Bien malin celui qui saura dire de quel gouvernement accoucheront les élections italiennes de dimanche. Aucun parti ne dispose d’une majorité assez nette pour prétendre au pouvoir et le jeu des alliances à venir promet d’être des plus complexes. Quoi qu’il en soit, le résultat est désastreux en ce qu’il reflète : la percée de partis d’extrême droite, anti-migrants et europhobes. À eux seuls, le Mouvement 5 étoiles et la Ligue du Nord ont rassemblé plus de 50% des suffrages. Tout dans la conjoncture actuelle concourait à leur victoire : des inégalités insupportables, une économie atone alors qu’elle redémarre partout ailleurs, la crise des migrants et une gauche qui a perdu son électorat à force de libéraliser l’économie.
Face à ce résultat, l’Europe se désole et dénonce le populisme des europhobes. Mais l’échappatoire facile que constitue «Bruxelles» pour nombre de politiques dans la justification de leurs échecs ou leur absence d’imagination ne doit pas masquer la responsabilité réelle de l’UE.
Près de deux ans après le vote du Brexit, tout semble se dérouler comme si le vote des Britanniques n’avait été qu’un accident électoral dont il convient de ne tirer aucune leçon. Pour l’Italie, l’UE est devenue double synonyme d’appauvrissement et d’absence de solidarité. Deuxième pays le plus endetté de l’UE, elle est sous la pression de Bruxelles qui lui enjoint de tailler dans les dépenses sociales, de privatiser les entreprises publiques et de se garder de relancer l’économie par la dépense publique. Cette politique en faveur des créanciers, ce sont d’abord les plus modestes et les classes moyennes qui en font les frais.

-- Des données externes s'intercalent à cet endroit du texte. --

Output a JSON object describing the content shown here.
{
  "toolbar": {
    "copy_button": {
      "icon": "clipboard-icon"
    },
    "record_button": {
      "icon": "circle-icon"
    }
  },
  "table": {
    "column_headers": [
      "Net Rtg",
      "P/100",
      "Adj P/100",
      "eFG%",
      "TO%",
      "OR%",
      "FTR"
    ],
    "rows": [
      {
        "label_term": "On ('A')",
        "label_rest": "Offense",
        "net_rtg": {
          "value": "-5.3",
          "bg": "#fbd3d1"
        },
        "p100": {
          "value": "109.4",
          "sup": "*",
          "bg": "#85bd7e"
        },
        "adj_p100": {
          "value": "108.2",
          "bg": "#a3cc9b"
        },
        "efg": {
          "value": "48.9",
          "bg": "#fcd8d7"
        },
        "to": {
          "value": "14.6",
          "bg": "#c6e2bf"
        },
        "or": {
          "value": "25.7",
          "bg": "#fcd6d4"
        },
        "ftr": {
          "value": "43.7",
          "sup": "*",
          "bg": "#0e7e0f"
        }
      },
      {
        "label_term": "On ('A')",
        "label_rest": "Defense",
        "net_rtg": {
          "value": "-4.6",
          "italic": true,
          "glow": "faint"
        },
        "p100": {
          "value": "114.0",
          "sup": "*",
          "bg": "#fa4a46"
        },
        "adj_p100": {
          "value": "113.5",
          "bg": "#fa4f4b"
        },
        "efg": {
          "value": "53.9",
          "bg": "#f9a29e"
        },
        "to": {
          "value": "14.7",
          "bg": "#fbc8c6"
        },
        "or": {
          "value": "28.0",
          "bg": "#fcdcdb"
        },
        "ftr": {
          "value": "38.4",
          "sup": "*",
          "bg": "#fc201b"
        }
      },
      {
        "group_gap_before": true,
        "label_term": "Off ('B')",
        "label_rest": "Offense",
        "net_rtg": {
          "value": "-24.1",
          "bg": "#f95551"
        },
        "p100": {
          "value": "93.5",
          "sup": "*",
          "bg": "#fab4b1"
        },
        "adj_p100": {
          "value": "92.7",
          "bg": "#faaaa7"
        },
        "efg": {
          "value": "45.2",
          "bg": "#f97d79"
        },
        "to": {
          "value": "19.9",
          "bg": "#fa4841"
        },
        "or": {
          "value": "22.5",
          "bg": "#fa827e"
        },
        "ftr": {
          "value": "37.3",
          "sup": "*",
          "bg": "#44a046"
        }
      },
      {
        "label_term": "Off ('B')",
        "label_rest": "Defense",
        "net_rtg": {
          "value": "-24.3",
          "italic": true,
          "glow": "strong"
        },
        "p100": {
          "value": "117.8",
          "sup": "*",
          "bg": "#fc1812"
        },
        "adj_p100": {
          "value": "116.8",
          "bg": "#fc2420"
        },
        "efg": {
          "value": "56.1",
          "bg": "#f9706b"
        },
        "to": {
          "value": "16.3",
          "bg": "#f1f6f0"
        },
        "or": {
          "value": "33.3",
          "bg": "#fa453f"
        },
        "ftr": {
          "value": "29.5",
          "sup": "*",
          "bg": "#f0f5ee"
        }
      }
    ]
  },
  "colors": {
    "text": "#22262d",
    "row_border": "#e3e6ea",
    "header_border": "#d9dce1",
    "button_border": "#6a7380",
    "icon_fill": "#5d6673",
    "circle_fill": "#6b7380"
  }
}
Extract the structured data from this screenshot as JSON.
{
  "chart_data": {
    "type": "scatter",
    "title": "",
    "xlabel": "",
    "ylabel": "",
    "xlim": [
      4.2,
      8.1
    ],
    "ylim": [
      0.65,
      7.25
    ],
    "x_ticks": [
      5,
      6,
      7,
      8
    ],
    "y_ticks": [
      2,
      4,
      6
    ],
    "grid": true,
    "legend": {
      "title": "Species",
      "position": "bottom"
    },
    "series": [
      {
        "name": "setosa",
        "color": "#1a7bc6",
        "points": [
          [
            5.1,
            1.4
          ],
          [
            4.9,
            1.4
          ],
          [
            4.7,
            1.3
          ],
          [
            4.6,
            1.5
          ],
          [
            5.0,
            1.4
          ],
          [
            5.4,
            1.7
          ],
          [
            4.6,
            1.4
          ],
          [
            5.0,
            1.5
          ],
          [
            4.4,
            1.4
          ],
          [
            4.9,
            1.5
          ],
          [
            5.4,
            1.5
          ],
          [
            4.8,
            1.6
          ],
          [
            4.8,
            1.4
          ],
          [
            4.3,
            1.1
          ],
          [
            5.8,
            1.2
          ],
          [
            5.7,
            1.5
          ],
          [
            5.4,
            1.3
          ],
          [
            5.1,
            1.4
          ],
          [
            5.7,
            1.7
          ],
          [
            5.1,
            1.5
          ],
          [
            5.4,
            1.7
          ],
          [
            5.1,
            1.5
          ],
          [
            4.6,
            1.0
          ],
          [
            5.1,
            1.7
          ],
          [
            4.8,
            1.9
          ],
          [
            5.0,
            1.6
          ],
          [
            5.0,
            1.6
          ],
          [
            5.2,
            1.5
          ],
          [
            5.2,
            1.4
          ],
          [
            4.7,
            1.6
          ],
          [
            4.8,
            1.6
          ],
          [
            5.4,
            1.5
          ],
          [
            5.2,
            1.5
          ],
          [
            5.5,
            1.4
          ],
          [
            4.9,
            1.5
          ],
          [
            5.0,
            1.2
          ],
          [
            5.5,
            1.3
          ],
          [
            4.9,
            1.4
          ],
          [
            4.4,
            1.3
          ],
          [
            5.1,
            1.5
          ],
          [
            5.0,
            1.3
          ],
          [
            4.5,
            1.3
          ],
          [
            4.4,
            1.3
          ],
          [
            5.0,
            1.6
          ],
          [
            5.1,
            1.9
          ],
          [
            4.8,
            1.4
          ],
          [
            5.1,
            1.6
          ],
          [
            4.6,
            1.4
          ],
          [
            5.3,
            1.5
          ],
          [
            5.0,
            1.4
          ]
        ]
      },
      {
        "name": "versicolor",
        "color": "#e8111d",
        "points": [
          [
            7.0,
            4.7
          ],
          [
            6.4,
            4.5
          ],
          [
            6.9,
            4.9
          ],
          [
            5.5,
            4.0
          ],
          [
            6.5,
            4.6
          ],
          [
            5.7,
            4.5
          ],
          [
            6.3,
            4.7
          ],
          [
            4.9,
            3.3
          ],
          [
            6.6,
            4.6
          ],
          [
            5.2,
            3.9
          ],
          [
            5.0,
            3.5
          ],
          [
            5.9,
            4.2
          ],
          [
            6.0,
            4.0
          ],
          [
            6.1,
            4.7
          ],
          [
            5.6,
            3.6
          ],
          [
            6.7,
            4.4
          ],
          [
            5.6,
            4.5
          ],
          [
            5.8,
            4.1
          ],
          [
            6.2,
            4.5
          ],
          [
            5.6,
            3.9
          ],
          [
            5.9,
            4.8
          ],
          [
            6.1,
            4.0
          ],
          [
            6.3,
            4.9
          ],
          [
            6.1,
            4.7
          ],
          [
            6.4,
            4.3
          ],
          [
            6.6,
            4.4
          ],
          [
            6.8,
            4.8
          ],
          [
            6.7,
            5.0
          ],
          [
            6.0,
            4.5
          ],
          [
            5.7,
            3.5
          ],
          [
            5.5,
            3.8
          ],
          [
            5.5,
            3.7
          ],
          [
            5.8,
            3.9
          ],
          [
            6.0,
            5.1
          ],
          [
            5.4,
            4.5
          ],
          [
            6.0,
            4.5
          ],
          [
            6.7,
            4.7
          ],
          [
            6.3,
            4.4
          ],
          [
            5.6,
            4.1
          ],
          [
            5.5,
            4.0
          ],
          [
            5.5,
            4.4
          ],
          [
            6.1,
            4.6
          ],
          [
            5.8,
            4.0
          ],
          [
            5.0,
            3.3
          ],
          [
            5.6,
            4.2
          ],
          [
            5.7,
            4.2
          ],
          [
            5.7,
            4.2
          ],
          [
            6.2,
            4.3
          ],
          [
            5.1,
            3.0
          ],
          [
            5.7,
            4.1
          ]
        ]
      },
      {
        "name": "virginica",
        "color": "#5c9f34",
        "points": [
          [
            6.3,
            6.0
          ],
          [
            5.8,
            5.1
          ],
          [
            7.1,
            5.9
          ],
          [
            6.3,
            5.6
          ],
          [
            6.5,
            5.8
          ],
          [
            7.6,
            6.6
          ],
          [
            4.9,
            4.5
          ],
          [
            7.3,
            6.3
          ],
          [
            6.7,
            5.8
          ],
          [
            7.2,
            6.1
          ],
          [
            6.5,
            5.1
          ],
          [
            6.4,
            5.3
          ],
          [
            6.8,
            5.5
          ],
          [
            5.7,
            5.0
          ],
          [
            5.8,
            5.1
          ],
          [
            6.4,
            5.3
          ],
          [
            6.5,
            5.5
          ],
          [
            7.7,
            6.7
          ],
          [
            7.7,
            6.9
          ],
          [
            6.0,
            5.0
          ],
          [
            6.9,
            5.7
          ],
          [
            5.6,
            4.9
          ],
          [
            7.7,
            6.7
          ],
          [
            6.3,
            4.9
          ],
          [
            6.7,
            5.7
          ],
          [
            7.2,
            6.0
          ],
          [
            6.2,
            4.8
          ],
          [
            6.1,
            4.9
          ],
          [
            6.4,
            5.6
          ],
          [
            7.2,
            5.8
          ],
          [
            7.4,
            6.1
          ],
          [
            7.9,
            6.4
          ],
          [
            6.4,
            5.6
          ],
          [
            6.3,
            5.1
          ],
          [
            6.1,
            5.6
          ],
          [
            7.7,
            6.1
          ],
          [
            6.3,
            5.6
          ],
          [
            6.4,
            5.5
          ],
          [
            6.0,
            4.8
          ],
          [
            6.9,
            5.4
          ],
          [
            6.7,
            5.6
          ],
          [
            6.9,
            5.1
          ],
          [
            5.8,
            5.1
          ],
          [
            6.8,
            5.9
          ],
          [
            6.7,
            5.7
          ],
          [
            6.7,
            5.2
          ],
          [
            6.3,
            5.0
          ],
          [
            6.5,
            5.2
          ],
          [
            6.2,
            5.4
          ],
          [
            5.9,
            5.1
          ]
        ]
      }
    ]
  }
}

Depuis plus de dix ans, la péninsule est aussi en première ligne dans la crise migratoire en raison de sa position géographique. L’UE assure un service minimum, laissant Rome gérer l’afflux massif de migrants. L’hypocrisie domine, chacun laissant penser que c’est là le seul problème des Italiens, alors que l’écrasante majorité des candidats à l’immigration ne veut pas s’établir en Italie.
Il n’y a aucune surprise à voir les Italiens exprimer leur rejet d’une UE dont ils sont pourtant un membre fondateur. Le scénario était écrit à l’avance et sera validé partout ailleurs tant que l’Europe sera ce symbole du chacun pour soi et de la défense des intérêts de quelques-uns.